Advantages of S corps over LLCs
S corporations have some advantages over LLCs. Because an LLC can also be taxed like an S corporation, these advantages are based mainly on the differences between corporations and LLCs in general. It can be easier to obtain outside funding as some investors and banks prefer to invest in corporations than LLCs because corporations are generally better for recapitalizing and reorganizing over time as a business grows. Being a corporation is also still considered more of a status symbol. And because corporations have been around so much longer than LLCs they are more familiar to the lawyers and other professionals who will be providing advice.
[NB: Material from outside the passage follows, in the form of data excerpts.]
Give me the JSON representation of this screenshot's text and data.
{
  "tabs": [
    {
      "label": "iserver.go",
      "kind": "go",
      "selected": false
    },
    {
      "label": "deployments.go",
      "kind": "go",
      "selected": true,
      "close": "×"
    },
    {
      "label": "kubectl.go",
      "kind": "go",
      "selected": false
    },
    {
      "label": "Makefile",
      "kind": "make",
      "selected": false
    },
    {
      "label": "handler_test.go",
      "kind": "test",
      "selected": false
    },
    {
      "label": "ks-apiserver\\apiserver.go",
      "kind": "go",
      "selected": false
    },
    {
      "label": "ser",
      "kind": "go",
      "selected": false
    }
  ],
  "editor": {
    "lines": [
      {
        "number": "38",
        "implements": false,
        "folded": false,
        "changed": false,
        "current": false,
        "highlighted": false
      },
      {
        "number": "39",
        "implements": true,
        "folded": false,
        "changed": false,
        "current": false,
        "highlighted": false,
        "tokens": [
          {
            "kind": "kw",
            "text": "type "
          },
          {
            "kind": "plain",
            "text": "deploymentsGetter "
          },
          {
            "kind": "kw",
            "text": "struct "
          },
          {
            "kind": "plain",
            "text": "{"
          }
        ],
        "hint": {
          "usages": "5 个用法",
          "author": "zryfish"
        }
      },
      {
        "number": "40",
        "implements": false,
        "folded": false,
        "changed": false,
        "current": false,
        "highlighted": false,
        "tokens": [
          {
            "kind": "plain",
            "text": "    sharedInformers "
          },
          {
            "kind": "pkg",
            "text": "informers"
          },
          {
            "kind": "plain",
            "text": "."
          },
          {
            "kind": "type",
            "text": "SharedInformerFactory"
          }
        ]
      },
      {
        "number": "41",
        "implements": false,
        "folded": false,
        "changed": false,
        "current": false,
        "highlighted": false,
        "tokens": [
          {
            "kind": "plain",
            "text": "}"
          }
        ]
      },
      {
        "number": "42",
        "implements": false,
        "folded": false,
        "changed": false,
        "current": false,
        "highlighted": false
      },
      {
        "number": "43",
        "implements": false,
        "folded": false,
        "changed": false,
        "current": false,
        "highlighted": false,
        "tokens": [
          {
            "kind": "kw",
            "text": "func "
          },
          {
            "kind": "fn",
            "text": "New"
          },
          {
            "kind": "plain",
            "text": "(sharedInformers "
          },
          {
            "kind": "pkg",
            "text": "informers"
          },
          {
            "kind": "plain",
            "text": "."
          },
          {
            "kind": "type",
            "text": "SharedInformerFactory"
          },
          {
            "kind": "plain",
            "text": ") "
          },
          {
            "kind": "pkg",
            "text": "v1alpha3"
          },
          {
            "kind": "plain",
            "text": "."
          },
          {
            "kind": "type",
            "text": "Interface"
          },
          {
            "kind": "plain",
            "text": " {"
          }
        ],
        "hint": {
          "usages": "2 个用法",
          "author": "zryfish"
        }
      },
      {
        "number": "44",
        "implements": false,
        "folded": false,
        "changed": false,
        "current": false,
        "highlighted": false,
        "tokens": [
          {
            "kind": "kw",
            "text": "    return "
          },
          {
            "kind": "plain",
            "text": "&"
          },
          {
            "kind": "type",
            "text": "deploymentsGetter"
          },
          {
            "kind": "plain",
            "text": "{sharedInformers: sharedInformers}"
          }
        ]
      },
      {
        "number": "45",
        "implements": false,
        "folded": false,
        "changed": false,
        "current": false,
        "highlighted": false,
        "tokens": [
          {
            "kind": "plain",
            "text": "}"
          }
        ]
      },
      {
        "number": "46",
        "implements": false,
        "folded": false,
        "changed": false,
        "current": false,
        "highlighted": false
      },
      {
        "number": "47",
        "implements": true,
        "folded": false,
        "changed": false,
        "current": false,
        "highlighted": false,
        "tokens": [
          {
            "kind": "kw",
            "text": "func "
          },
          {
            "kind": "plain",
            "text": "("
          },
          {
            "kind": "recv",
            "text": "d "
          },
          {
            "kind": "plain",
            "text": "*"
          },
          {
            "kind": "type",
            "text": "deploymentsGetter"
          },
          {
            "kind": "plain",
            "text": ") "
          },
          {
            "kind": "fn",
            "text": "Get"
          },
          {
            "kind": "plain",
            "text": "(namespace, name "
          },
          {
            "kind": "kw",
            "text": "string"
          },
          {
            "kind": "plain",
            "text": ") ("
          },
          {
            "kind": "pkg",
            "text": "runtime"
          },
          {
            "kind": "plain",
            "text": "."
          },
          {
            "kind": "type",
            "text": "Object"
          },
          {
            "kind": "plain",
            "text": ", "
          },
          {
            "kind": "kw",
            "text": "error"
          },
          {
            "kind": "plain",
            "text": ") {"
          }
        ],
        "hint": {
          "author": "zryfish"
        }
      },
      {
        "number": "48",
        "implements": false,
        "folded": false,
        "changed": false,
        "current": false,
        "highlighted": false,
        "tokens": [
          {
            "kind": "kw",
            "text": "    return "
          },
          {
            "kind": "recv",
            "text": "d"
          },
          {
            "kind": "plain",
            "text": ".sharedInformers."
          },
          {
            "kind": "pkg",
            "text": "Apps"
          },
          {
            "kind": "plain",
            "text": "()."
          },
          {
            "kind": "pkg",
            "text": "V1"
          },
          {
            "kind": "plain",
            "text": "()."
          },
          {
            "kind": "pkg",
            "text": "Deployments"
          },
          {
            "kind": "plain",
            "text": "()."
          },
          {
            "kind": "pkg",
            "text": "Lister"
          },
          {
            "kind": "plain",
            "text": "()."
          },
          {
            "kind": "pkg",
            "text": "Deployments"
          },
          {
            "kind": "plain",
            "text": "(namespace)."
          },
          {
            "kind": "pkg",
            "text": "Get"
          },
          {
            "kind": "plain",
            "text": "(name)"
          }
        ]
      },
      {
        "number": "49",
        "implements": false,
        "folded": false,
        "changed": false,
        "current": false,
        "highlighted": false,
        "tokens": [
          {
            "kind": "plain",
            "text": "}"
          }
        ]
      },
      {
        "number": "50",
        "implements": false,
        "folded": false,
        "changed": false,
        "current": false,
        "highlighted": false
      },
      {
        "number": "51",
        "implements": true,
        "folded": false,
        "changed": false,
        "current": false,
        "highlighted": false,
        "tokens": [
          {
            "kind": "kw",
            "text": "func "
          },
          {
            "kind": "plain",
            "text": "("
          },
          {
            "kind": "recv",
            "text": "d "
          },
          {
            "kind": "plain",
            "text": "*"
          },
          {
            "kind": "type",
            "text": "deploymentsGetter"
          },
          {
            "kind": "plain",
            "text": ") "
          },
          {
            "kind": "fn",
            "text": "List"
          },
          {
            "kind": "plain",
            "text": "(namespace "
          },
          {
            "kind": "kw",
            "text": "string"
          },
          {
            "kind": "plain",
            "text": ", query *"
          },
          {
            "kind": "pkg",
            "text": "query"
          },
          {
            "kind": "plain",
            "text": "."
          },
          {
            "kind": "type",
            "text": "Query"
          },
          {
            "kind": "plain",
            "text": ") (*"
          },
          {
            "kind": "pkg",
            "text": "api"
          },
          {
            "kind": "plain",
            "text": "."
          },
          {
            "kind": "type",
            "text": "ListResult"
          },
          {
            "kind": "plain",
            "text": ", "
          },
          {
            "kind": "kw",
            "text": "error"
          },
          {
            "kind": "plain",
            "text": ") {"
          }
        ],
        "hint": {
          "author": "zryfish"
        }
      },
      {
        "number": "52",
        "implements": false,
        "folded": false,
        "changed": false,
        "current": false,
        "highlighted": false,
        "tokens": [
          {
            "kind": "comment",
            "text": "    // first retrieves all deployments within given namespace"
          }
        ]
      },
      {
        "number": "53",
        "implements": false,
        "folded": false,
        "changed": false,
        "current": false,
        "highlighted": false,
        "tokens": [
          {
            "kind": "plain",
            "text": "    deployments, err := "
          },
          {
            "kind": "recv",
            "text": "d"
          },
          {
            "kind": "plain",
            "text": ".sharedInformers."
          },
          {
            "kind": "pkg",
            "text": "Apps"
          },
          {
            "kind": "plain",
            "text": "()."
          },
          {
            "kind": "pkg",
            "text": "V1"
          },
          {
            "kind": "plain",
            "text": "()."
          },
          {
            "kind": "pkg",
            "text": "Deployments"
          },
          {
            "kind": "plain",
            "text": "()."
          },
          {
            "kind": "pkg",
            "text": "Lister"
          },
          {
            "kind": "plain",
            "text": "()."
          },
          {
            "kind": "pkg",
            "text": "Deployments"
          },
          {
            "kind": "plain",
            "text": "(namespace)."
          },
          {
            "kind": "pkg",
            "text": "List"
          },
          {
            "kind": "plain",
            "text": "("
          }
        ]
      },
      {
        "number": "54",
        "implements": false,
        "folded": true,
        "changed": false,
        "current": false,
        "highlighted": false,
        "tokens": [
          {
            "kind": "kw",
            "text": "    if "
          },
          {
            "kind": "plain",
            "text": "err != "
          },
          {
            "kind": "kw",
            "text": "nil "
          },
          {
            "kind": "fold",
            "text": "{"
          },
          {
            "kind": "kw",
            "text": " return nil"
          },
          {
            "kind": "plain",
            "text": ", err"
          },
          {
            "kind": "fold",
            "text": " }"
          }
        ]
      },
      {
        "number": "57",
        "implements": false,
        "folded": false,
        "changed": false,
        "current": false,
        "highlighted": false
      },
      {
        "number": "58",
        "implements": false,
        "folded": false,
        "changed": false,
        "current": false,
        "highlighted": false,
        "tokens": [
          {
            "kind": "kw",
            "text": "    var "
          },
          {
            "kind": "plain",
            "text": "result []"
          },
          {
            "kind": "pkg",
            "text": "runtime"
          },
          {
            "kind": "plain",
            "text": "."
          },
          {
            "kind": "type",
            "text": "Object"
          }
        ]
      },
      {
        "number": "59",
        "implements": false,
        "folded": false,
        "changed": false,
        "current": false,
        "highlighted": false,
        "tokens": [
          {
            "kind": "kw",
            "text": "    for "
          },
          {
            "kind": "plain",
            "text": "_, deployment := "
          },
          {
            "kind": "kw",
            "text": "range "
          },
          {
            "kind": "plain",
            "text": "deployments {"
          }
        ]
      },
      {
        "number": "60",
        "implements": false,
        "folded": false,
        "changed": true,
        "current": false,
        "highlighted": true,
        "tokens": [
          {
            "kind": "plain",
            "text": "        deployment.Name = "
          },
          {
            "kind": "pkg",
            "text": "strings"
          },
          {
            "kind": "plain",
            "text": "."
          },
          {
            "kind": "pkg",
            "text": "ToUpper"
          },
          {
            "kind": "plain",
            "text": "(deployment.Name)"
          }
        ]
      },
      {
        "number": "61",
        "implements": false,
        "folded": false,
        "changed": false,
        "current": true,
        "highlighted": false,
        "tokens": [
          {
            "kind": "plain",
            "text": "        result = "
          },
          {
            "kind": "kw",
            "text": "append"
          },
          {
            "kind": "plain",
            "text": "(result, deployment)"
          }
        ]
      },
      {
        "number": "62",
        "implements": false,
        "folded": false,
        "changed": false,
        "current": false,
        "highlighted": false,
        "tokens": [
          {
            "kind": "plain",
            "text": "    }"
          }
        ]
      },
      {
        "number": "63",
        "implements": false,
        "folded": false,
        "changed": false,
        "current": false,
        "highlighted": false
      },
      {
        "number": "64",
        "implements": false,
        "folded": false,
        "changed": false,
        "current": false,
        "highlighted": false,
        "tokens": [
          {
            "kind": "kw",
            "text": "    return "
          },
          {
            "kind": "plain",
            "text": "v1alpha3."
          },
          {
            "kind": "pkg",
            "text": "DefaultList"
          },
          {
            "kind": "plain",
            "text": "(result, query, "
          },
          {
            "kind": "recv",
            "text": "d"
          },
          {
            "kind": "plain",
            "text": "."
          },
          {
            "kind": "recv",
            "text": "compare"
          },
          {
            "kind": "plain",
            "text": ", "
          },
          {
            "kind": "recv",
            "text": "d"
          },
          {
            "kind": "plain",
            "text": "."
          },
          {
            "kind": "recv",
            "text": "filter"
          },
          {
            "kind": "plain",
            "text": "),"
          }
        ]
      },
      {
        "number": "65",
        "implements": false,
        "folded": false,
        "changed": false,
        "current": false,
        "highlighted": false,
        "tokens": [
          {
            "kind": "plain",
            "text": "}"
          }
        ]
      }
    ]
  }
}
Another advantage is ease of conversion to a C corporation. To convert from S corp status to C corp status simply requires the filing of a form with the IRS. As noted, the state corporation laws do not distinguish between S corps and C corps so there is no filing necessary with the state’s business entity filing office.
However, LLCs and corporations are totally different entities. In order to go from an LLC to a C corporation, you will have to either merge the LLC into a corporation, enter into a statutory conversion or dissolve the LLC and incorporate. You may want to do business as a corporation rather than an LLC, for example, if you anticipate raising capital by selling shares of stock, seeking funding from venture capitalists or private equity funds, or by going public.
As you can see, both the LLC and the S corp have their advantages and disadvantages.
Between an LLC and an S corporation, there is no single choice that is always better for every business owner. The best option depends on each individual owner’s current needs and future plans. Working with a business professional is the best way to determine which is best for you: LLC or S Corp.